Science

NASA’s James Webb Telescope Captures Rare Ring Phenomenon Around Star 5,600 Light-Years Away

NASA’s James Webb Space Telescope (JWST) has revealed a fascinating phenomenon after it captured an image of a star located around 5,600 light-years away in detail. The image from the telescope depicts the star surrounded by what researchers suspect are concentric circles of light radiating outward. The star, in the image, is a binary pair of rare stars in the constellation of Cygnus. The interaction between them results in periodic eruptions of dust that are expanding out in shells into the space around the stars over time.

The shells of dust glow in infrared allow NASA’s JWST sensitive Mid-Infrared Instrument (MIRI) to capture it in detail, according to a report by Science Alert. The pair of rare stars, known as a colliding wind binary, consists of an extremely rare Wolf-Rayet star called WR 140 and a hot and massive O-type star companion, which is also a rare object. Wolf-Rayet stars are described as hot, old, and luminous at the end of their main-sequence lifespan. They are losing mass at a high rate and are rich in nitrogen and carbon, but lack hydrogen.

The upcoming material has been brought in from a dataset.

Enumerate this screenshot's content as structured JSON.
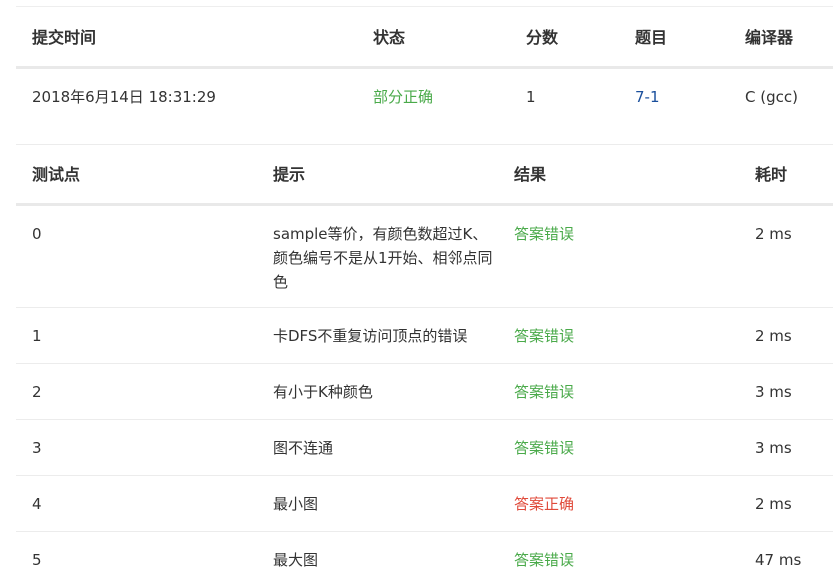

The O-type stars, meanwhile, are considered to be among the most massive stars known that are bright and hot. Their lifespan, however, is quite brief due to their gigantic size. The pair of stars in WR 140 have fast stellar winds that are blowing out into space at a speed of roughly 3,000 kilometers per second. Due to this, both the stars are losing mass at a high rate.

The dust, in the system, is in the form of carbon that absorbs ultraviolet light from the stars. This heats up the dust which re-emits thermal radiation that has been captured in Webb’s image. The stellar winds blow the wind outward which expands the partial dust shells. The shells expand and cool while being blown out and lose heat and density in the process.

The orbit of the binary star has a 7.94-year period and due to this the wind collision and dust production take place every 7.94 years. This implies that one can count the rings of the nebula around the binary to determine the outermost visible dust shell’s age. In the image, 20 such rings are visible which means 160 years’ worth of dust shells are visible.